A mare that has produced a foal that developed NI is likely to produce others. The risk of producing another NI foal is greater if the mare is bred to the same stallion or a stallion with the same inciting blood type as that of the original stallion. Mares that have previously produced a NI foal are excellent candidates for anti-erythrocyte antibody screening in subsequent pregnancies. Some breeds have a higher risk of having an NI foal, such as Friesians. In addition, mares bred to a donkey are at risk of producing a NI newborn, and they are also excellent candidates for anti-erythrocyte antibody screening to test for the anti-donkey factor.

Prevention of NI

The mare’s serum should be tested for anti-erythrocyte antibodies 1 to 2 weeks before she is scheduled to foal. The results of this testing determines whether a foal will develop NI. Anti-erythrocyte antibody testing is performed using a panel of red blood cells from 11 horses and one donkey.
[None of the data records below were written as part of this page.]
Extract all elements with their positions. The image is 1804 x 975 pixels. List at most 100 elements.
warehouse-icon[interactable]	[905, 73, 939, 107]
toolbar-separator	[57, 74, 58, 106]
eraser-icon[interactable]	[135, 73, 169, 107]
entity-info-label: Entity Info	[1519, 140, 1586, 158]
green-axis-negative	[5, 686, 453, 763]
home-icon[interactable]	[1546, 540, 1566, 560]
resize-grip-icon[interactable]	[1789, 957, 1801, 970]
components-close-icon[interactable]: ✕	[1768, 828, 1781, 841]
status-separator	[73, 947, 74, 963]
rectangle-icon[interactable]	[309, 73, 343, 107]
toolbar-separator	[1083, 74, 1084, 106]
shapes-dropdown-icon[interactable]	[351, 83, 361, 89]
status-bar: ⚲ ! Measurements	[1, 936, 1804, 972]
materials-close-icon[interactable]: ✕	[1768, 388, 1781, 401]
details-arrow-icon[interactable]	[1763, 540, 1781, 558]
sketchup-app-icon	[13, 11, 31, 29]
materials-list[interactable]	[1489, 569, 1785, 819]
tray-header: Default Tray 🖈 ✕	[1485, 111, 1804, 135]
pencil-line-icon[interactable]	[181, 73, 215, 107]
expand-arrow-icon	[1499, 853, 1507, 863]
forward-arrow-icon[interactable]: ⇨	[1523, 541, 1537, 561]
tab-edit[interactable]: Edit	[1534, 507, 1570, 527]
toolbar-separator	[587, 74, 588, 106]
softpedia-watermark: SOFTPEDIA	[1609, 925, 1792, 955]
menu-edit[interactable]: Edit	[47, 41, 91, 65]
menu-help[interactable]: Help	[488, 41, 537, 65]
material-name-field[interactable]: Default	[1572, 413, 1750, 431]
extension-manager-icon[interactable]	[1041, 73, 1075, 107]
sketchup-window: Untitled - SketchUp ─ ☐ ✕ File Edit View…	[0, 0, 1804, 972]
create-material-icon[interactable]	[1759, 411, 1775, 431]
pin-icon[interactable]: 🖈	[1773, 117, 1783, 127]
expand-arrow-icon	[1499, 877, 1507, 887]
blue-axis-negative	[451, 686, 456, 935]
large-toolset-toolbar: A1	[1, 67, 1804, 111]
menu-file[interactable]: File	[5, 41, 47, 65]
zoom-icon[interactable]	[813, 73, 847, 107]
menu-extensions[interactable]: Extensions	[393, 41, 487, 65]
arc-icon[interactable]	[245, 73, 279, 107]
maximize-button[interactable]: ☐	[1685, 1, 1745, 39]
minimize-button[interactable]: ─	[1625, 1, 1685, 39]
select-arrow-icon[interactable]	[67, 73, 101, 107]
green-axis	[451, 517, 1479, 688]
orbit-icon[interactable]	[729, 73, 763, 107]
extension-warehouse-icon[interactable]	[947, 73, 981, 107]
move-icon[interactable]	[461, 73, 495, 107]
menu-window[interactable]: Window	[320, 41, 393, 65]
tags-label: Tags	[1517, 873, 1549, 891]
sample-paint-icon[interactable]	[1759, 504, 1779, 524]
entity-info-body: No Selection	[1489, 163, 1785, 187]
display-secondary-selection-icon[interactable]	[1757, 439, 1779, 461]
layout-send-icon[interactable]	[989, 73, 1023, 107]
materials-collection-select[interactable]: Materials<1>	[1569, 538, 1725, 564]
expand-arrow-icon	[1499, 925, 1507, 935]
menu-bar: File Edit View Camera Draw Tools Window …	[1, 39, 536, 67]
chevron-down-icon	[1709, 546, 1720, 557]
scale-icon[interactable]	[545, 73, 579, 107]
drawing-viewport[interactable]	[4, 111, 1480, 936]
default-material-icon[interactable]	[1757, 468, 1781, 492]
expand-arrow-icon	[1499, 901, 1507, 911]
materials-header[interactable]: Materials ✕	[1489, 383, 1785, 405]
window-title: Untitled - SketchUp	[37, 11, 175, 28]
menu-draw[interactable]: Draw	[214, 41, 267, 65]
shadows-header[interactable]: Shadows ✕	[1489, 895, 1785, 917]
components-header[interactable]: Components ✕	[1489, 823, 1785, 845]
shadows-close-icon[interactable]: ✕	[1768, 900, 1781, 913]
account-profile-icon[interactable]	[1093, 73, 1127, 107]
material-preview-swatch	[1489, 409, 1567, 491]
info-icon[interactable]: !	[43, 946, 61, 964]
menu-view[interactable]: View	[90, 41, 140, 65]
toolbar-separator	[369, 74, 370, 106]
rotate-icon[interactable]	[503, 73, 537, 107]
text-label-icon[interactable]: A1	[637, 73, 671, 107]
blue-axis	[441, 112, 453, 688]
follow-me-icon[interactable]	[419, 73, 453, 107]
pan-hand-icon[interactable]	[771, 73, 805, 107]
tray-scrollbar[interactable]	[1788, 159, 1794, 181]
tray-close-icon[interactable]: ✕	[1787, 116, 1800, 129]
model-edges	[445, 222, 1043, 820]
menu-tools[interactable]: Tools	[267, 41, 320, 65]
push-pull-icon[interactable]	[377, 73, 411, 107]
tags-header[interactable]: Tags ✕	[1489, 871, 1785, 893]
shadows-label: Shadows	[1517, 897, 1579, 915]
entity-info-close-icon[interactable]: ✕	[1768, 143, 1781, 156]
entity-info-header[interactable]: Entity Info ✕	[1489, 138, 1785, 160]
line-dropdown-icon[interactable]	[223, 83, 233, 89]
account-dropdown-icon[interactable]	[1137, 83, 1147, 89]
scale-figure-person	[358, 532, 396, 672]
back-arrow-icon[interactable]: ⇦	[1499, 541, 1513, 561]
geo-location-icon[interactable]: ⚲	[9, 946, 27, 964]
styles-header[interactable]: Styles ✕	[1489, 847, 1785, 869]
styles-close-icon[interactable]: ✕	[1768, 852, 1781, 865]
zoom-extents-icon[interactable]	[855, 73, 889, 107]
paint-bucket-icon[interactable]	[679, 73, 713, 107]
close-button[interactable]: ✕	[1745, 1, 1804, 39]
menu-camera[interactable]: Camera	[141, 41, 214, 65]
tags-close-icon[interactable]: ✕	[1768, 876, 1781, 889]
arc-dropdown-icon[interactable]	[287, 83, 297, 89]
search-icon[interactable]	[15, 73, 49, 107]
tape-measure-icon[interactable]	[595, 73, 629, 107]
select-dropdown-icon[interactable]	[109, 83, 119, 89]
In addition, if the stallion or jack’s red blood cells are available, crossmatching with the mare’s serum is also performed at no extra charge. If the antibody screen is positive for lytic antibodies we recommend muzzling the foal for 24-48 hours after birth and administering an alternate source of colostrum under the advisement of a veterinarian. Blood typing of the mare and potential stallions can provide information that is useful for preventing NI. For mares that have had a foal that developed NI, this information can be used to select a sire that is negative for the blood group factor to which she has antibodies. Currently, the following blood factors are determined: A (a,b,c), Ca, Ka, P (a,b), Q (a,b,c), and Ua.

Diagnosis of NI

Clinical signs of red blood cell lysis in the affected foal usually occur within 6-72 hours after birth. The major clinical signs are lethargy, elevated pulse (heart rate), increased respiratory rate, anemia and jaundice. If mild, the foal may recover without treatment, however the disease may progress to severe anemia and organ dysfunction leading to death. Diagnosis is supported by demonstrating anti-red cell antibodies in the colostrum or serum of the mare.